POETRY IS LIKE TAKING A DEEP BREATH

Tuesday, 28 September 2010

KASSIA - SELECTED EPIGRAMS

9th century
Byzantine Greece



Selected Epigrams

-o-

You meet your friend, your face
Brightens - you have struck gold.

-o-

Wealth covers sin - the poor
Are naked as a pin.

-o-

Poverty? wealth? seek neither -
One causes swollen heads,
The other, swollen bellies.

-o-

A learned fool?
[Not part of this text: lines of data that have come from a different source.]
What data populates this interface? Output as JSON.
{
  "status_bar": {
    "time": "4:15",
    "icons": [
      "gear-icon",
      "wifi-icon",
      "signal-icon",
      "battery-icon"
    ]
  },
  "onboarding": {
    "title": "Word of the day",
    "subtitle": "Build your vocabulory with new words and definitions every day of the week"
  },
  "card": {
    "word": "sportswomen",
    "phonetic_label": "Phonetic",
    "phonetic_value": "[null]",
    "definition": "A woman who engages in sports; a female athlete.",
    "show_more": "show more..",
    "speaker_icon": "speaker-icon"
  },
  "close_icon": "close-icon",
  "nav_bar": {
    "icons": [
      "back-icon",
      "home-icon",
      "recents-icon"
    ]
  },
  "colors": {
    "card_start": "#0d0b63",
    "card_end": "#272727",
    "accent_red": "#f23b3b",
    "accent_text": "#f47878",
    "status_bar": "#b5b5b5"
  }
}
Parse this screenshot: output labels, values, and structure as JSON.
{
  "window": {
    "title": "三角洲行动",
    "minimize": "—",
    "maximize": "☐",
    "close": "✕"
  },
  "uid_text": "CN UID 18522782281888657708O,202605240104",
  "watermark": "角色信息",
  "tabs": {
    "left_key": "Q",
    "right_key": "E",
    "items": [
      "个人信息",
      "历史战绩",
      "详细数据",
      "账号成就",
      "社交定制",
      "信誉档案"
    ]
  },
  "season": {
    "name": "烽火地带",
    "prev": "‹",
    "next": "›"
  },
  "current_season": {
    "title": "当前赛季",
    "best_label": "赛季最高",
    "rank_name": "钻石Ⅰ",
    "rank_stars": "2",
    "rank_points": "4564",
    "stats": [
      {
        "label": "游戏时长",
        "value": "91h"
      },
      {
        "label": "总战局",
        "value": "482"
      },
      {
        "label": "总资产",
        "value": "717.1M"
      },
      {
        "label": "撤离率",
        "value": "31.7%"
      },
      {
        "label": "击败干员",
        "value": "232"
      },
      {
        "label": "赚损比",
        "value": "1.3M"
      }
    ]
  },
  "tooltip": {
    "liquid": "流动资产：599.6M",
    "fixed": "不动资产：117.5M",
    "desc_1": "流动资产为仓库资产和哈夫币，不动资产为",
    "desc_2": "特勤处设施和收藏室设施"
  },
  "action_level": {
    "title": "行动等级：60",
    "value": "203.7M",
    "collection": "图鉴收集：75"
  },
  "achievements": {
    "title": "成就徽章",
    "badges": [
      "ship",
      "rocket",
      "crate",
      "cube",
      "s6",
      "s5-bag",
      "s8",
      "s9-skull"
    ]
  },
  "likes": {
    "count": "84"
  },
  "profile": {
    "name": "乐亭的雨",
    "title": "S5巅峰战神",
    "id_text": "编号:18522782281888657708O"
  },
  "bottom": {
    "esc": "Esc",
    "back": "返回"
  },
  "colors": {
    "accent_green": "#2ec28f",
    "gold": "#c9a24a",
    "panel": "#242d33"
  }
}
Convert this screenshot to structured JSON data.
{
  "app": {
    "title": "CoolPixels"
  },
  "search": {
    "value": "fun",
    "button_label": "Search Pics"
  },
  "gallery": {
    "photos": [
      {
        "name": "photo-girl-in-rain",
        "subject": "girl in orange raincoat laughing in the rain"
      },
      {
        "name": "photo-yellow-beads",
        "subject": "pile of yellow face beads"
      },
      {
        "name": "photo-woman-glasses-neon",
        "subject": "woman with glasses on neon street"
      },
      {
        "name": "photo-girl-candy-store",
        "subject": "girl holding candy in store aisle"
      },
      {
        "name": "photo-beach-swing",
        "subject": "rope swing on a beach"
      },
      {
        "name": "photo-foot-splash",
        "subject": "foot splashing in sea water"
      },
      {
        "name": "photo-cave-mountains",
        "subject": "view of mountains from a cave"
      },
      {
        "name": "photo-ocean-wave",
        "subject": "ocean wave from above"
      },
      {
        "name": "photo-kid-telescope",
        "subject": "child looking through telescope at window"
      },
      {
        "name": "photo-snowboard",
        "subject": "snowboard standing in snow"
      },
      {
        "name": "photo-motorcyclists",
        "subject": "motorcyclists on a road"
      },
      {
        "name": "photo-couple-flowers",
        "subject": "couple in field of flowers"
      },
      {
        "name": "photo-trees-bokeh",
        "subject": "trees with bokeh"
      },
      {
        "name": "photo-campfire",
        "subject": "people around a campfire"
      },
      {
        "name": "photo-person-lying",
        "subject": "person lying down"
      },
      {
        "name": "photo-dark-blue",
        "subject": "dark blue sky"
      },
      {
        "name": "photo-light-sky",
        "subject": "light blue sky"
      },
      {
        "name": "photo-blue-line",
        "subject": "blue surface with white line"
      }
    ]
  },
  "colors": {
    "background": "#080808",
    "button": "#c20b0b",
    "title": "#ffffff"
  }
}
God save us!
The pigs are wearing pearls.

-o-

Better unborn than fool.
If born, spare earth your tread.
Don't wait, Go straight to hell.

-o-

Ask for a taste of luck
Before you ask for beauty.

-o-

and my favourite in this group:

A half-dead, bald, one-handed,
Stuttering, pint-sized, pimply,
Pigeon-toed, cross-eyed man,
When mocked by a lying pimp,
A thieving, murderous drunk,
Of his misfortune said:

"I'm not to blame - you think
I asked to be like this?
But you! . . . the credit's yours.
Your Maker gave you nothing,
Behold! a self-made man.'

-o-


Kassia is the only woman poet of distinction in Byzantine history. Tradition says she was to be chosen as a bride by the Emperor but was rejected when she answered him with the edged wit for which she is famous. She founded a convent and was its abbess for the remainder of her life. She wrote epigrams in iambics, and a substantial number of hymns.